The city is set to build two 50-unit supportive housing developments to help people living in wooded parks, downtown doorways and abandoned houses.

Those opposing these projects should ask themselves a few simple questions:

How bad can this problem get? Ten years ago the only person sleeping in Jubilee park might be a napping senior, worn out from an afternoon of lawn bowling in the sun. Now it is a rare senior who would venture into the park, as it is overrun by street people. There are approximately 260 homeless in Abbotsford. How soon could the number hit 500?

If not in the city’s proposed locations, then where? What neighbourhood will unanimously embrace former street people trying to get back on their feet?

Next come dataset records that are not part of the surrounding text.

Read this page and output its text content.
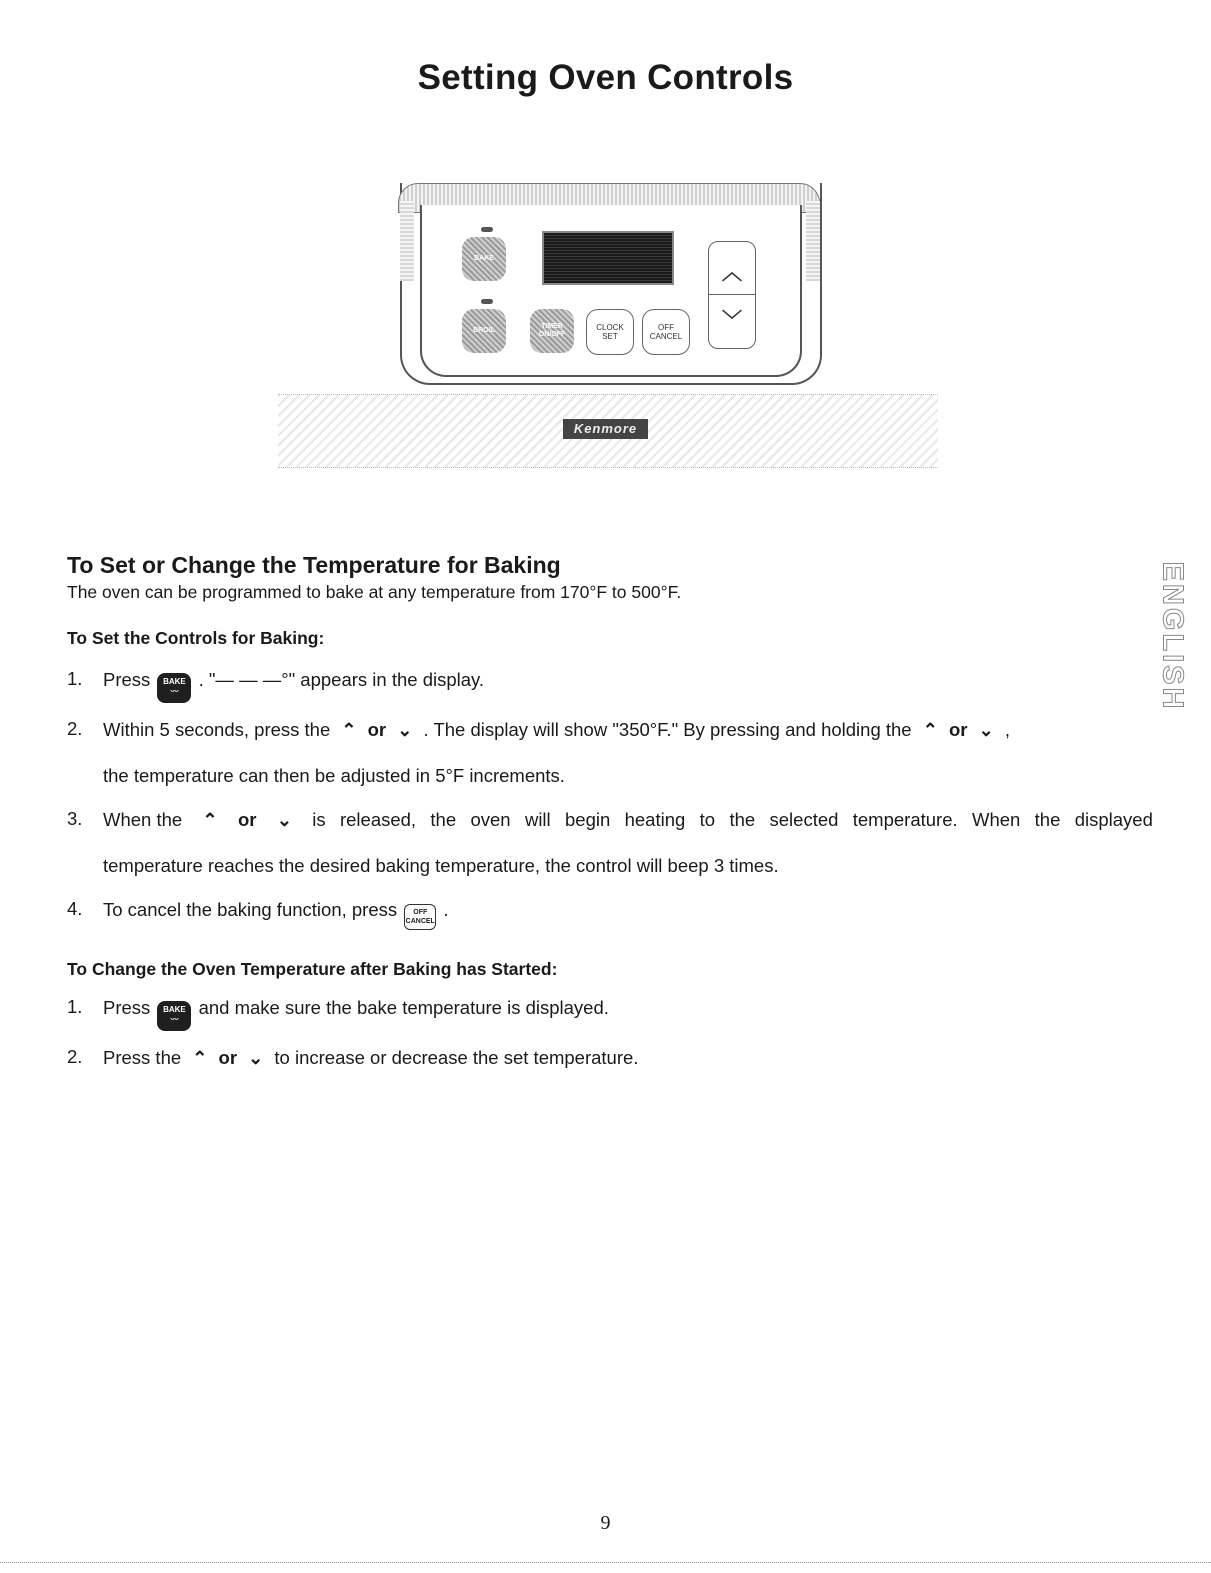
Setting Oven Controls
BAKE
BROIL
TIMER ON/OFF
CLOCK
SET
OFF
CANCEL
︿
﹀
Kenmore
ENGLISH
To Set or Change the Temperature for Baking

The oven can be programmed to bake at any temperature from 170°F to 500°F.

To Set the Controls for Baking:
1. Press BAKE
〰 . "— — —°" appears in the display.
2. Within 5 seconds, press the ⌃ or ⌄ . The display will show "350°F." By pressing and holding the ⌃ or ⌄ ,
the temperature can then be adjusted in 5°F increments.
3. When the ⌃ or ⌄ is released, the oven will begin heating to the selected temperature. When the displayed
temperature reaches the desired baking temperature, the control will beep 3 times.
4. To cancel the baking function, press OFF
CANCEL .
To Change the Oven Temperature after Baking has Started:
1. Press BAKE
〰 and make sure the bake temperature is displayed.
2. Press the ⌃ or ⌄ to increase or decrease the set temperature.
9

Should we not consider those people who right now are the neighbours to those who will be the eventual residents of the city’s supportive housing? They live in houses on Pauline Street or Gladys Avenue, and run businesses downtown.

But at the present time their neighbours are desperate, in many cases addicted to drugs, and they are getting none of the propping up that the city’s new supportive housing will offer – basic shelter, drug counselling and lifestyle counselling.

If opponents think that these people will make poor neighbours, just consider that they are already living here.

Will Abbotsford get another opportunity to address this problem with such substantial help from the provincial government? The province will provide $22 million for the two 50-unit properties, and will fund the operating costs to the tune of $625,000 per year for 35 years.

It is unprecedented action from the province in addressing homelessness, and the city must accept it.